Chia recompute proxy

winreboot · April 12, 2024, 3:51pm

Hi, can anyone help me with command syntax to have chia run on two servers. I have server A with netapp storage attached that max out the GPU on it, I need to delete some plots as I’m start to get stale partials. I have server B with GPU and free room on separate netapp.
server A (192.168.3.2) GPU 4070 Super,
server B (192.168.3.3) GPU 3060 12GB, almost empty netapp

I hoped I can just use chia_recompute_proxy -n 192.168.3.2 -n 192.168.3.3 command on both servers and it would load balance itself, so any new plots on server B would be processed on GPU on server B and not on server A. but I get errors

Node 192.168.3.2 failed with: socket() failed with: Too many open files (24)
accept() failed with: Too many open files (24)
accept() failed with: Too many open files (24)
accept() failed with: Too many open files (24)

If there is another way or if I’m using the wrong command, please let me know. Any help is greatly appreciated. Thanks!

Jacek · April 12, 2024, 5:43pm

You can either use recompute directly or via proxy (I have never used it via proxy). Here is the doc - GitHub - madMAx43v3r/chia-gigahorse. Take a look at the 4th picture (load balanced across multiple machines). This may be an easier way to setup it up. The only thing you need to do is to export CHIAPOS_RECOMPUTE_HOST to env on both harvesters:

CHIAPOS_RECOMPUTE_HOST=192.168.3.2,192.168.3.3

and start recompute without any params (it will pick it up from that env variable).

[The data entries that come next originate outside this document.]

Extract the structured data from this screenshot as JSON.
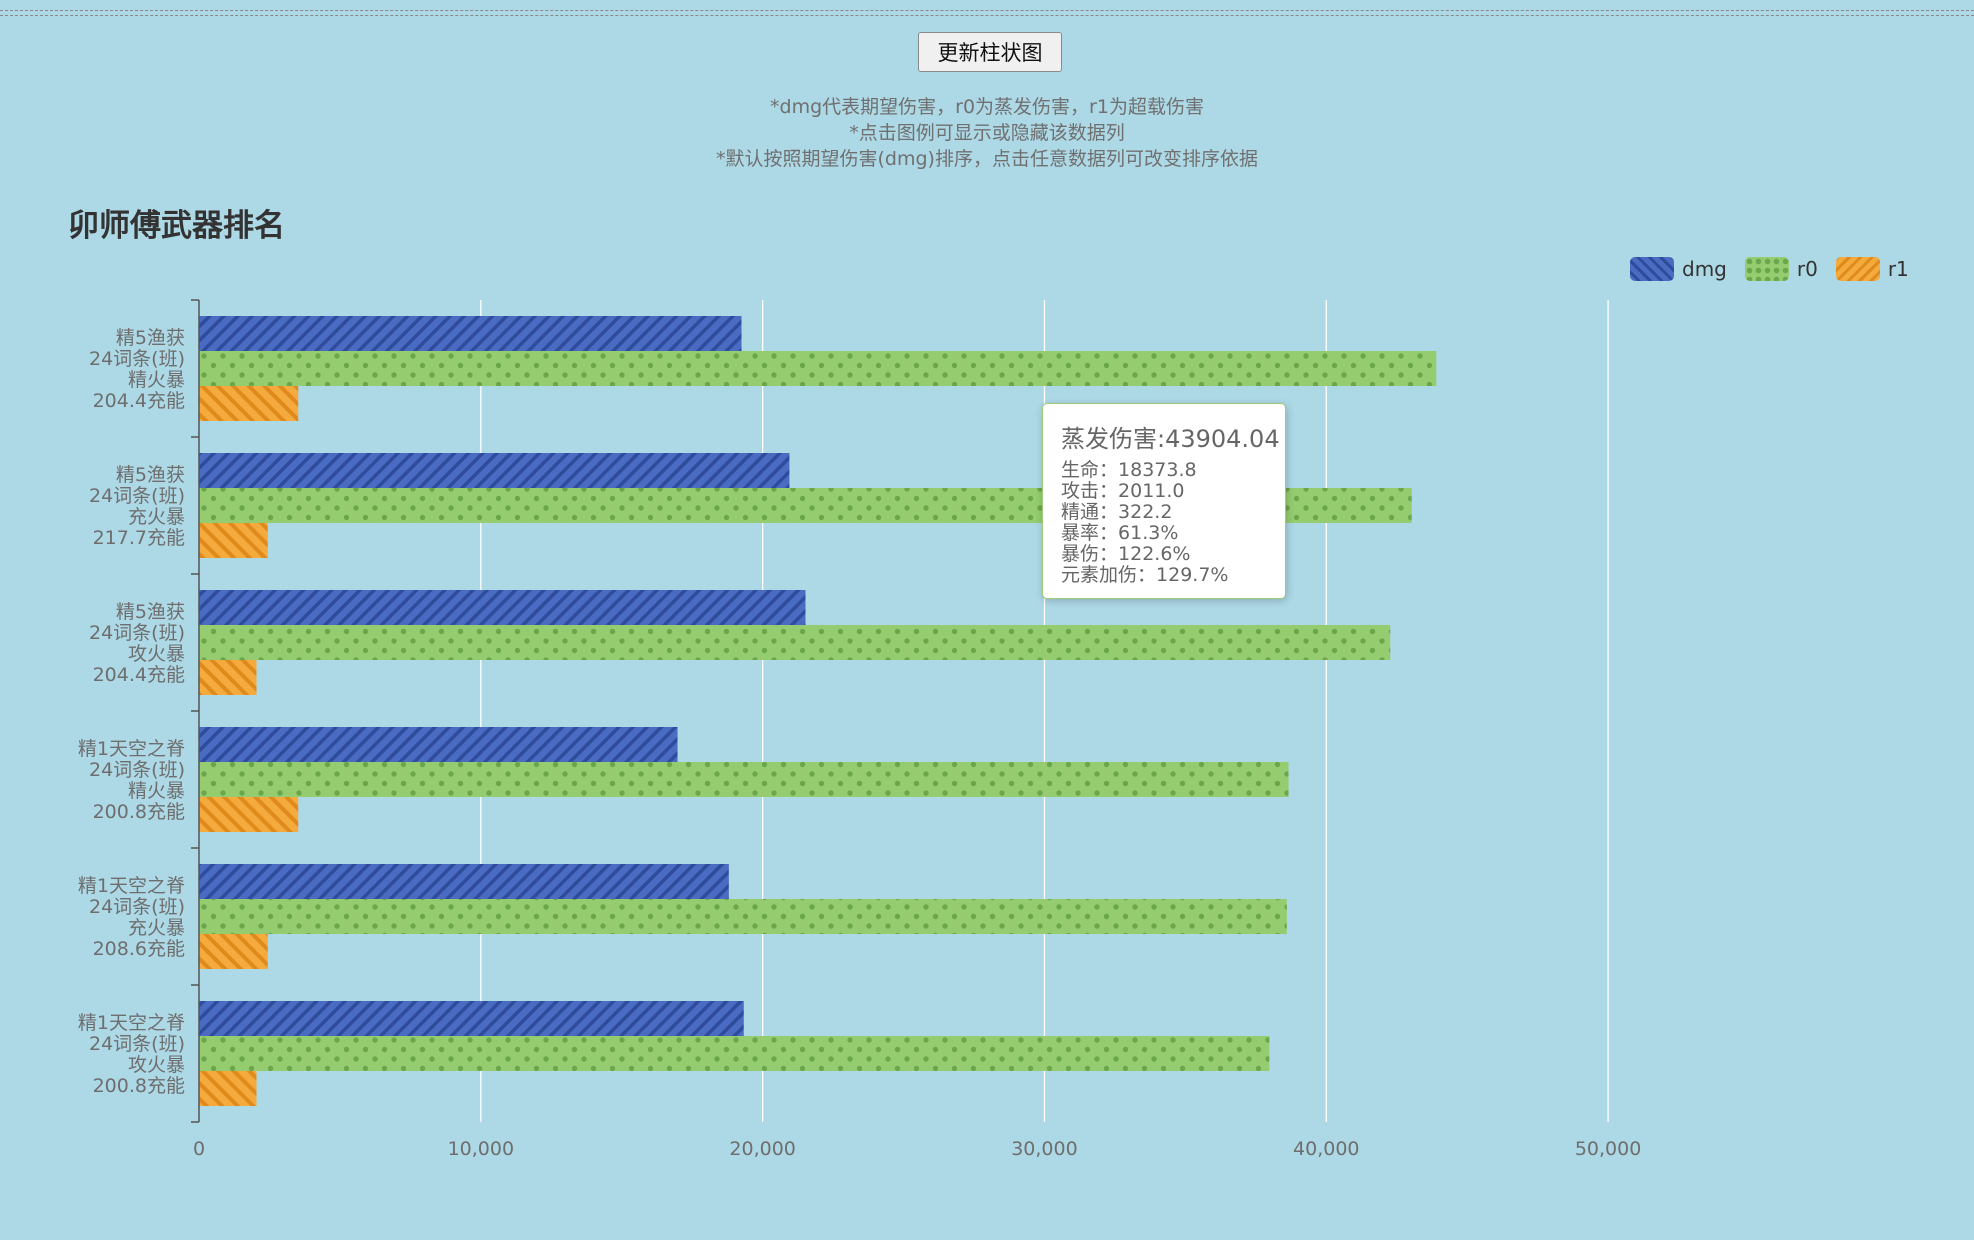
{
  "controls": {
    "update_button": "更新柱状图"
  },
  "notes": [
    "*dmg代表期望伤害，r0为蒸发伤害，r1为超载伤害",
    "*点击图例可显示或隐藏该数据列",
    "*默认按照期望伤害(dmg)排序，点击任意数据列可改变排序依据"
  ],
  "colors": {
    "background": "#add8e6",
    "dmg": "#4a6bc2",
    "r0": "#95cc6f",
    "r1": "#f4aa3c"
  },
  "icons": {
    "dmg": "diagonal-stripe-swatch",
    "r0": "dot-pattern-swatch",
    "r1": "diagonal-stripe-swatch"
  },
  "tooltip": {
    "title": "蒸发伤害:43904.04",
    "rows": [
      {
        "label": "生命：",
        "value": "18373.8"
      },
      {
        "label": "攻击：",
        "value": "2011.0"
      },
      {
        "label": "精通：",
        "value": "322.2"
      },
      {
        "label": "暴率：",
        "value": "61.3%"
      },
      {
        "label": "暴伤：",
        "value": "122.6%"
      },
      {
        "label": "元素加伤：",
        "value": "129.7%"
      }
    ]
  },
  "chart_data": {
    "type": "bar",
    "orientation": "horizontal",
    "title": "卯师傅武器排名",
    "legend_position": "top-right",
    "grid": "vertical",
    "xlim": [
      0,
      55000
    ],
    "x_ticks": [
      0,
      10000,
      20000,
      30000,
      40000,
      50000
    ],
    "x_tick_labels": [
      "0",
      "10,000",
      "20,000",
      "30,000",
      "40,000",
      "50,000"
    ],
    "categories": [
      [
        "精5渔获",
        "24词条(班)",
        "精火暴",
        "204.4充能"
      ],
      [
        "精5渔获",
        "24词条(班)",
        "充火暴",
        "217.7充能"
      ],
      [
        "精5渔获",
        "24词条(班)",
        "攻火暴",
        "204.4充能"
      ],
      [
        "精1天空之脊",
        "24词条(班)",
        "精火暴",
        "200.8充能"
      ],
      [
        "精1天空之脊",
        "24词条(班)",
        "充火暴",
        "208.6充能"
      ],
      [
        "精1天空之脊",
        "24词条(班)",
        "攻火暴",
        "200.8充能"
      ]
    ],
    "series": [
      {
        "name": "dmg",
        "values": [
          19250,
          20950,
          21520,
          16980,
          18800,
          19330
        ]
      },
      {
        "name": "r0",
        "values": [
          43904.04,
          43030,
          42270,
          38660,
          38600,
          37980
        ]
      },
      {
        "name": "r1",
        "values": [
          3520,
          2440,
          2040,
          3520,
          2440,
          2040
        ]
      }
    ]
  }
}
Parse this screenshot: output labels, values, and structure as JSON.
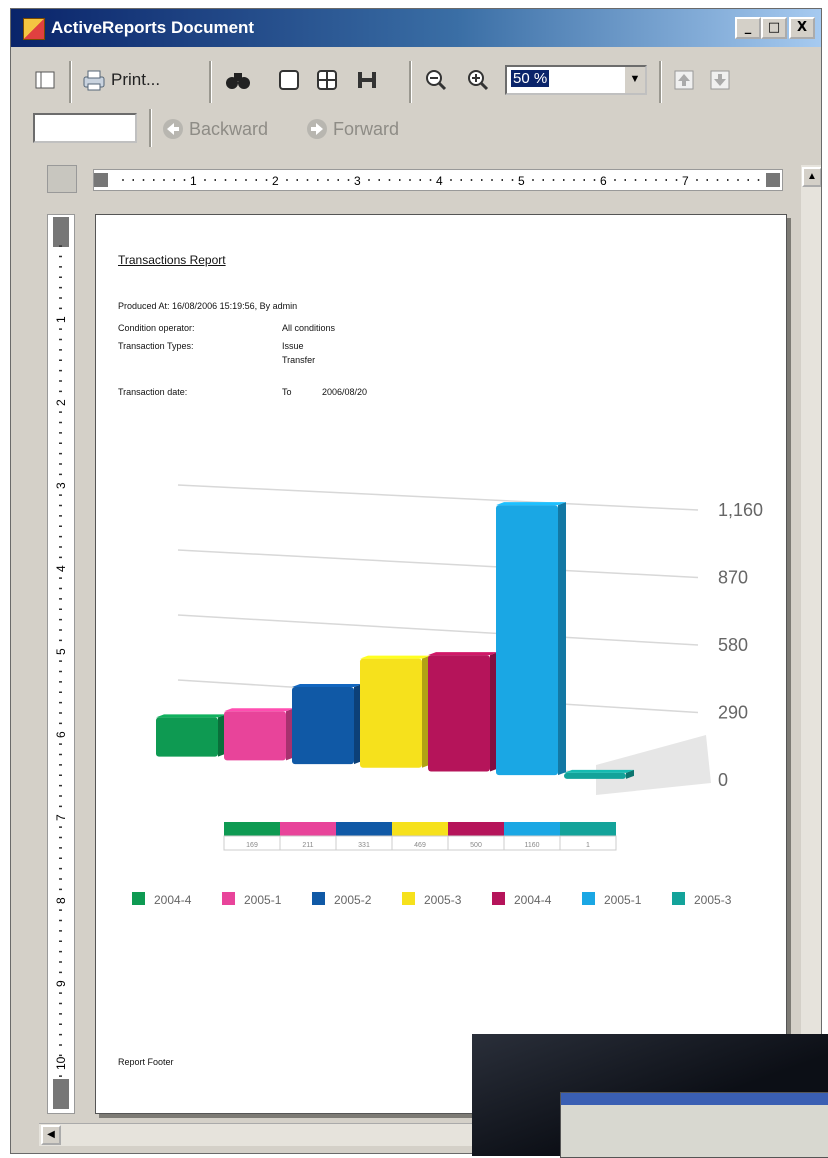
{
  "window": {
    "title": "ActiveReports Document",
    "controls": {
      "minimize": "_",
      "maximize": "□",
      "close": "X"
    }
  },
  "toolbar": {
    "print_label": "Print...",
    "zoom_value": "50 %",
    "backward_label": "Backward",
    "forward_label": "Forward",
    "page_input_value": ""
  },
  "ruler": {
    "top_numbers": [
      "1",
      "2",
      "3",
      "4",
      "5",
      "6",
      "7"
    ],
    "left_numbers": [
      "1",
      "2",
      "3",
      "4",
      "5",
      "6",
      "7",
      "8",
      "9",
      "10"
    ]
  },
  "report": {
    "title": "Transactions Report",
    "produced": "Produced At: 16/08/2006 15:19:56, By admin",
    "fields": [
      {
        "label": "Condition operator:",
        "value": "All conditions"
      },
      {
        "label": "Transaction Types:",
        "value": "Issue"
      },
      {
        "label": "",
        "value": "Transfer"
      }
    ],
    "date_label": "Transaction date:",
    "date_to": "To",
    "date_value": "2006/08/20",
    "footer": "Report Footer"
  },
  "chart_data": {
    "type": "bar",
    "categories": [
      "2004-4",
      "2005-1",
      "2005-2",
      "2005-3",
      "2004-4",
      "2005-1",
      "2005-3"
    ],
    "values": [
      169,
      211,
      331,
      469,
      500,
      1160,
      1
    ],
    "value_labels": [
      "169",
      "211",
      "331",
      "469",
      "500",
      "1160",
      "1"
    ],
    "colors": [
      "#0e9a52",
      "#e8449a",
      "#1059a6",
      "#f6e11c",
      "#b5145a",
      "#1aa7e4",
      "#13a39a"
    ],
    "ylim": [
      0,
      1160
    ],
    "yticks": [
      "0",
      "290",
      "580",
      "870",
      "1,160"
    ],
    "legend_position": "bottom",
    "grid": true,
    "style": "3d"
  }
}
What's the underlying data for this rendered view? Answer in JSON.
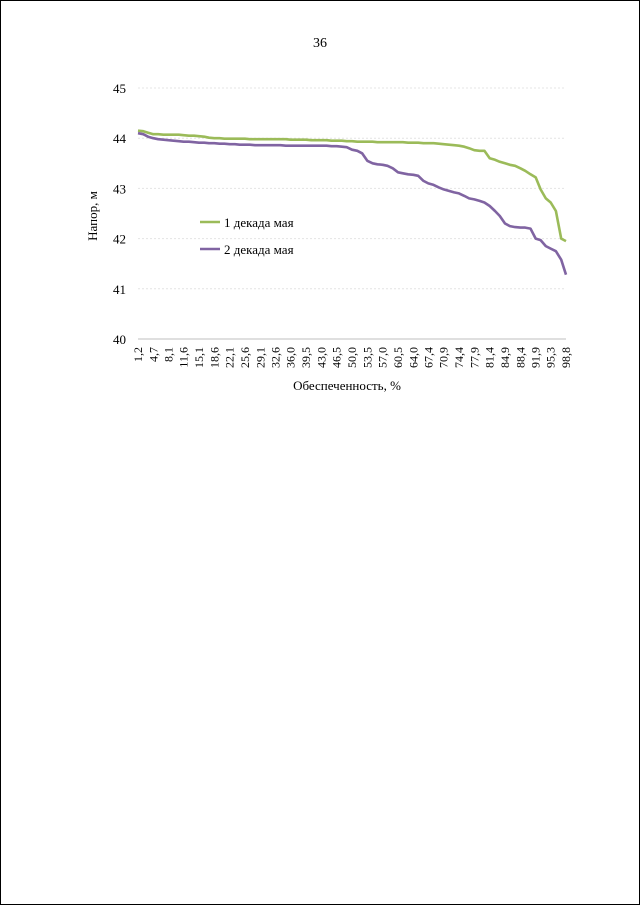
{
  "page": {
    "number": "36"
  },
  "chart_data": {
    "type": "line",
    "title": "",
    "xlabel": "Обеспеченность, %",
    "ylabel": "Напор, м",
    "ylim": [
      40,
      45
    ],
    "yticks": [
      "40",
      "41",
      "42",
      "43",
      "44",
      "45"
    ],
    "x": [
      1.2,
      2.4,
      3.5,
      4.7,
      5.8,
      7.0,
      8.1,
      9.3,
      10.5,
      11.6,
      12.8,
      14.0,
      15.1,
      16.3,
      17.4,
      18.6,
      19.8,
      20.9,
      22.1,
      23.3,
      24.4,
      25.6,
      26.7,
      27.9,
      29.1,
      30.2,
      31.4,
      32.6,
      33.7,
      34.9,
      36.0,
      37.2,
      38.4,
      39.5,
      40.7,
      41.9,
      43.0,
      44.2,
      45.3,
      46.5,
      47.7,
      48.8,
      50.0,
      51.2,
      52.3,
      53.5,
      54.7,
      55.8,
      57.0,
      58.1,
      59.3,
      60.5,
      61.6,
      62.8,
      64.0,
      65.1,
      66.3,
      67.4,
      68.6,
      69.8,
      70.9,
      72.1,
      73.3,
      74.4,
      75.6,
      76.7,
      77.9,
      79.1,
      80.2,
      81.4,
      82.6,
      83.7,
      84.9,
      86.0,
      87.2,
      88.4,
      89.5,
      90.7,
      91.9,
      93.0,
      94.2,
      95.3,
      96.5,
      97.7,
      98.8
    ],
    "xtick_labels": [
      "1,2",
      "4,7",
      "8,1",
      "11,6",
      "15,1",
      "18,6",
      "22,1",
      "25,6",
      "29,1",
      "32,6",
      "36,0",
      "39,5",
      "43,0",
      "46,5",
      "50,0",
      "53,5",
      "57,0",
      "60,5",
      "64,0",
      "67,4",
      "70,9",
      "74,4",
      "77,9",
      "81,4",
      "84,9",
      "88,4",
      "91,9",
      "95,3",
      "98,8"
    ],
    "grid": true,
    "legend_position": "left-middle",
    "series": [
      {
        "name": "1 декада мая",
        "color": "#9bbb59",
        "values": [
          44.15,
          44.14,
          44.11,
          44.08,
          44.08,
          44.07,
          44.07,
          44.07,
          44.07,
          44.06,
          44.05,
          44.05,
          44.04,
          44.03,
          44.01,
          44.0,
          44.0,
          43.99,
          43.99,
          43.99,
          43.99,
          43.99,
          43.98,
          43.98,
          43.98,
          43.98,
          43.98,
          43.98,
          43.98,
          43.98,
          43.97,
          43.97,
          43.97,
          43.97,
          43.96,
          43.96,
          43.96,
          43.96,
          43.95,
          43.95,
          43.95,
          43.94,
          43.94,
          43.93,
          43.93,
          43.93,
          43.93,
          43.92,
          43.92,
          43.92,
          43.92,
          43.92,
          43.92,
          43.91,
          43.91,
          43.91,
          43.9,
          43.9,
          43.9,
          43.89,
          43.88,
          43.87,
          43.86,
          43.85,
          43.83,
          43.8,
          43.76,
          43.75,
          43.75,
          43.6,
          43.57,
          43.53,
          43.5,
          43.47,
          43.45,
          43.4,
          43.35,
          43.28,
          43.22,
          42.98,
          42.8,
          42.72,
          42.55,
          42.0,
          41.95
        ]
      },
      {
        "name": "2 декада мая",
        "color": "#8064a2",
        "values": [
          44.1,
          44.08,
          44.03,
          44.0,
          43.98,
          43.97,
          43.96,
          43.95,
          43.94,
          43.93,
          43.93,
          43.92,
          43.91,
          43.91,
          43.9,
          43.9,
          43.89,
          43.89,
          43.88,
          43.88,
          43.87,
          43.87,
          43.87,
          43.86,
          43.86,
          43.86,
          43.86,
          43.86,
          43.86,
          43.85,
          43.85,
          43.85,
          43.85,
          43.85,
          43.85,
          43.85,
          43.85,
          43.85,
          43.84,
          43.84,
          43.83,
          43.82,
          43.77,
          43.75,
          43.7,
          43.55,
          43.5,
          43.48,
          43.47,
          43.45,
          43.4,
          43.32,
          43.3,
          43.28,
          43.27,
          43.25,
          43.15,
          43.1,
          43.07,
          43.02,
          42.98,
          42.95,
          42.92,
          42.9,
          42.85,
          42.8,
          42.78,
          42.75,
          42.72,
          42.65,
          42.55,
          42.45,
          42.3,
          42.25,
          42.23,
          42.22,
          42.22,
          42.2,
          42.0,
          41.97,
          41.85,
          41.8,
          41.75,
          41.58,
          41.28
        ]
      }
    ]
  }
}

CryptoVibe · April 14, 2024, 1:20am

This is how I got it working. I have three physical servers each running Proxmox. Each server has VMs running Linux Desktop (FARMER-01, HARVESTER-02, HARVESTER-03) (The Farmer VM also is running a harvester too, as you may know). On each VM, I started the recompute server like this FIRST (I Will add this as a service that starts with the VM now that I know this is working):

If any of Chia functions were running, I stopped them: ./chia.bin stop all -d

I run this in the VM, in a terminal window ON each VM (This stays open in the terminal & keeps listening for remote compute commands & you can’t add another command while it is running in this terminal window):

./chia_recompute_server

Then, I go to each VM through SSH on my desktop & Run this command on each of the VM’s:
export CHIAPOS_RECOMPUTE_HOST=10.1.1.1,10.1.1.2,10.1.1.3

For you, this is what you’d run:
export CHIAPOS_RECOMPUTE_HOST=192.168.3.2,192.168.3.3

Then I run either of these commands, depending on which machine I am starting Chia up on. I have my main remote farmer & two remote harvesters:

./chia.bin start farmer
./chia.bin start harvester

CryptoVibe · April 14, 2024, 2:33am

I was having the same issue. I have three Dell R720XD servers all running Proxmox. There is the main FARMER-01 & two remote harvesters HARVESTER-02 & HARVESTER-03. FARMER-01 has 12 20TB HDD’s & a NetApp DS4246 attached to it with 24 20TB HDD’s & a RTX 3070 Blower GPU, which was getting latency between 11 - 20 seconds. The latency kept getting worse as I plotted more C30 plots to it. MadMax suggested Remote Compute & I got it working (Like I shared above). HARVESTER-02 & HARVESTER-03 only have 12 20TB HDD’s in them & were getting 2 - 4 second latency. Once I got this Remote Compute working, FAMER-01 latency went down to 4 - 7 seconds & the harvesters were now below a second to 2 seconds most of the time. So EVERYTHING improved in terms of latency once I got Remote Compute working. I did not have to delete any plots. FARMER-01 is maxed at 100% usage / 15,500 C30 plots. I am planning to add NetApp DS4246 with 24 20 TB HDD’s to both of those & see how Remote Compute works. Each R730XD has an RTX 3070 Blower GPU in it. If the latency goes above 8 seconds once these other NetApps are added, I have a 4th R720XD that I will add to the Proxmox cluster & will only add 12 20TB HDD’s without a NetApp. BUT, there is an RTX 4070 blower GPU that is supposed to come out soon. Once that happens, I will upgrade to that & see if I have have 4 NetApps with 24 20TB HDD’s connected to all of these R720XD’s. I have a NetApp DS4486 that I’m curious to see if this Remote Compute could handle with these RTX 3070’s. I hope what I shared about my Remote Compute helps you & anyone else who sees this post.